Maria Mercanti-Guérin : Ces études m'étonnent un peu, d'autant plus qu'elles semblent concerner principalement les consommateurs dits matérialistes. Ces derniers sont dans une logique de consommation assez addictive et c'est pour eux que le fait de désirer un produit serait plus important que l'acte d'acquisition de ce produit. Or, lorsque l'on regarde la manière dont la consommation est décrite depuis des décennies, et notamment chez Jean Baudrillard, la consommation demeure la réalisation de soi et un marqueur de distinction sociale. Il est néanmoins incontestable que la consommation évolue, même si je doute que la plupart des consommateurs ressentent ce qu'affirment les résultats de ces études.

Ce constat n'est-il pas susceptible de tuer la consommation ? Pourquoi débourser de l'argent si l'acte d'achat est voué à produire une déception ?

Je ne conçois pas l'acte d'achat comme pouvant aboutir à la déception. Un tel cas de figure ne peut survenir que si l'on a survendu le produit en amont par le biais de la publicité et de la communication autour de ce produit. Ce qui tue réellement la consommation, c'est la perte de pouvoir d'achat, et non pas la déception générée par l'achat d'un produit.

A l'heure actuelle, beaucoup de marques commencent à envisager de nouvelles stratégies tenant compte de ces problèmes de communication et de pouvoir d'achat. Ainsi sont apparus de nouveaux concepts tels que la consommation responsable, la consommation durable, la chasse au gaspillage et au jetable, l'économie du partage... Ces derniers laissent présager du futur visage de la consommation.

Les marques devraient-elles prendre ces données au sérieux en adaptant leur stratégie commerciale ? Faut-il investir dans la qualité de l'expérience consommateur sur le modèle des marques de luxe, et ce sans forcément espérer de retombées à court terme au niveau des ventes ? N'est-ce pas prendre le risque que les clients se contentent de se promener dans la magasin sans acheter ?

Au départ, l'expérientiel était réservé au domaine des services et de l'immatériel. Celui-ci a ensuite été appliqué au marketing, comme l'illustre très bien, par exemple, l'Apple Store. Ce dernier constitue, en effet, une expérience fantastique pour les consommateurs.En termes de vente, le risque provient principalement d'Internet où pourrait se réaliser les ventes exclusivement à l'avenir, tandis que les traditionnels points de vente deviendraient des lieux d'expérience. Le processus de décorrellation de l'acte d'achat de la découverte du produit est en marche. Ce nouveau modèle pose de nombreux problèmes, par rapport au devenir des vendeurs, de la rentabilité des magasins...L'expérientiel est intéressant notamment pour nourrir une marque mais il convient de l'appliquer de façon parcimonieuse pour éviter de couper le contact avec la vente directe du produit.

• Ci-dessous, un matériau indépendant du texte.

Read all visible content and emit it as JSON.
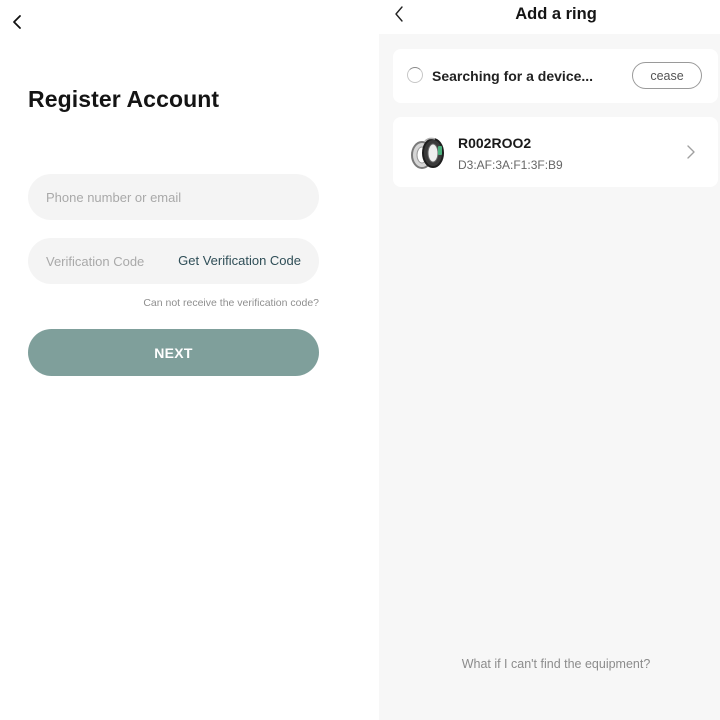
{
  "register": {
    "back_icon": "chevron-left-icon",
    "title": "Register Account",
    "phone_placeholder": "Phone number or email",
    "code_placeholder": "Verification Code",
    "get_code_label": "Get Verification Code",
    "cant_receive_text": "Can not receive the verification code?",
    "next_label": "NEXT",
    "next_button_color": "#7f9f9b",
    "input_background": "#f4f4f4"
  },
  "add_ring": {
    "back_icon": "chevron-left-icon",
    "title": "Add a ring",
    "search_status": "Searching for a device...",
    "cease_label": "cease",
    "devices": [
      {
        "name": "R002ROO2",
        "mac": "D3:AF:3A:F1:3F:B9",
        "icon": "ring-device-icon"
      }
    ],
    "help_text": "What if I can't find the equipment?",
    "background": "#f7f7f7"
  }
}
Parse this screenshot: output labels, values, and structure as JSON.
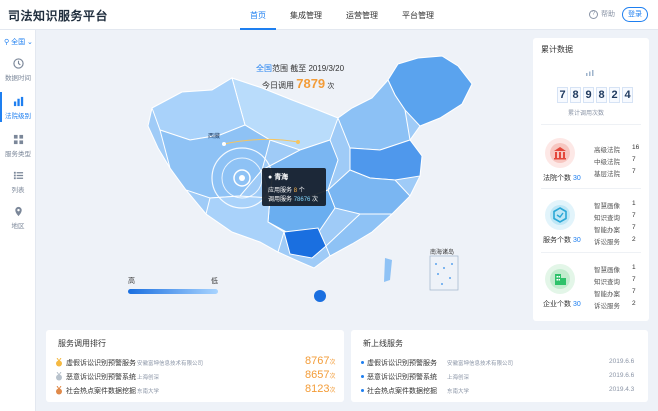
{
  "header": {
    "logo": "司法知识服务平台",
    "nav": [
      "首页",
      "集成管理",
      "运营管理",
      "平台管理"
    ],
    "help": "帮助",
    "login": "登录"
  },
  "sidebar": {
    "region": "全国",
    "items": [
      {
        "label": "数据时间",
        "icon": "clock-icon"
      },
      {
        "label": "法院级别",
        "icon": "bar-chart-icon"
      },
      {
        "label": "服务类型",
        "icon": "grid-icon"
      },
      {
        "label": "列表",
        "icon": "list-icon"
      },
      {
        "label": "地区",
        "icon": "location-pin-icon"
      }
    ]
  },
  "map": {
    "scope_prefix": "全国",
    "scope_text": "范围 截至 2019/3/20",
    "today_label": "今日调用",
    "today_value": "7879",
    "today_unit": "次",
    "label_xizang": "西藏",
    "tooltip": {
      "title": "青海",
      "app_label": "应用服务",
      "app_value": "8",
      "app_unit": "个",
      "call_label": "调用服务",
      "call_value": "78676",
      "call_unit": "次"
    },
    "scs_label": "南海诸岛",
    "legend_high": "高",
    "legend_low": "低"
  },
  "stats": {
    "title": "累计数据",
    "digits": [
      "7",
      "8",
      "9",
      "8",
      "2",
      "4"
    ],
    "digits_caption": "累计调用次数",
    "courts": {
      "caption": "法院个数",
      "count": "30",
      "rows": [
        {
          "label": "高级法院",
          "value": "16"
        },
        {
          "label": "中级法院",
          "value": "7"
        },
        {
          "label": "基层法院",
          "value": "7"
        }
      ]
    },
    "services": {
      "caption": "服务个数",
      "count": "30",
      "rows": [
        {
          "label": "智慧画像",
          "value": "1"
        },
        {
          "label": "知识查询",
          "value": "7"
        },
        {
          "label": "智能办案",
          "value": "7"
        },
        {
          "label": "诉讼服务",
          "value": "2"
        }
      ]
    },
    "companies": {
      "caption": "企业个数",
      "count": "30",
      "rows": [
        {
          "label": "智慧画像",
          "value": "1"
        },
        {
          "label": "知识查询",
          "value": "7"
        },
        {
          "label": "智能办案",
          "value": "7"
        },
        {
          "label": "诉讼服务",
          "value": "2"
        }
      ]
    }
  },
  "ranking": {
    "title": "服务调用排行",
    "rows": [
      {
        "name": "虚假诉讼识别预警服务",
        "org": "安徽富坤信息技术有限公司",
        "value": "8767",
        "unit": "次"
      },
      {
        "name": "恶意诉讼识别预警系统",
        "org": "上海创深",
        "value": "8657",
        "unit": "次"
      },
      {
        "name": "社会热点案件数据挖掘",
        "org": "东南大学",
        "value": "8123",
        "unit": "次"
      }
    ]
  },
  "new_services": {
    "title": "新上线服务",
    "rows": [
      {
        "name": "虚假诉讼识别预警服务",
        "org": "安徽富坤信息技术有限公司",
        "date": "2019.6.6"
      },
      {
        "name": "恶意诉讼识别预警系统",
        "org": "上海创深",
        "date": "2019.6.6"
      },
      {
        "name": "社会热点案件数据挖掘",
        "org": "东南大学",
        "date": "2019.4.3"
      }
    ]
  },
  "colors": {
    "accent": "#1e7ff0",
    "highlight_orange": "#f39c38",
    "map_light": "#a8d4ff",
    "map_dark": "#1a6fe0"
  }
}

Du point de vue des marques comme du consommateur, faut-il donc se tourner vers des biens plus "immatériels", et "payer pour des expériences" plutôt que pour des objets ?

C'est ce que beaucoup de marques veulent faire de plus en plus. L'économie immatérielle est d'ailleurs le grand sujet de demain qui a déjà touché le secteur de la musique. Dans cette optique, la valeur d'usage, qui, de plus, respecte davantage la planète, est au centre des préoccupations. Actuellement, beaucoup de recherches en marketing s'intéressent au phénomène d'accumulation des objets qui étouffent le consommateur dans son espace de vie parce qu'il en possède beaucoup, ce qui entraîne donc un phénomène de jetage et de gaspillage. L'objectif serait donc de mettre un terme à ces deux phénomènes nuisibles pour l'environnement. Néanmoins, je pense qu'à terme, l'usage sera plus onéreux pour les consommateurs que la possession.

Notons tout de même la contradiction qui existe entre le fait de dire aux consommateurs de ne pas gaspiller pour protéger la planète et en même temps de les inciter à consommer. Cette schizophrénie montrer bien l'évolution vers laquelle tend la consommation. Cette évolution a largement été induite par la crise qui nous fait aller de plus en plus vers un mode de consommation C-to-C (entre particuliers). Le succès du site Leboncoin est d'ailleurs révélateur de l'amorce de ce phénomène. Finalement, peu importe les évolutions, ce dont on se rend compte, c'est que le consommateur continue de consommer, tenant compte ou non, de l'aspect écologique de la consommation.

A côté de cela, on constate dans certains secteurs, notamment l'habillement, un début de tendance qui vise à faire payer les individus pour pouvoir pénétrer dans un magasin, surtout s'ils n'achètent pas. Ce paiement viserait ainsi à rétribuer le temps consacré à la mise en place du parcours expérientiel pour le consommateur. Les centres commerciaux y réfléchissent car le phénomène de promenade demeure un problème pour eux. Je doute cependant du succès d'une telle mesure, ou bien éventuellement, peut-être, pour des marques très fortes pour lesquelles le consommateur serait prêt à payer afin de vivre une expérience. On pourrait imaginer assez aisément le magasin Louis Vuitton sur les Champs-Élysées le faire, au regard de la queue que celui-ci génère. Même si vous n'accédez pas au luxe à travers l'acquisition d'un bien, le seul fait de voir le luxe constitue un service qu'on vous rend et qui pourrait en contrepartie nécessiter un paiement.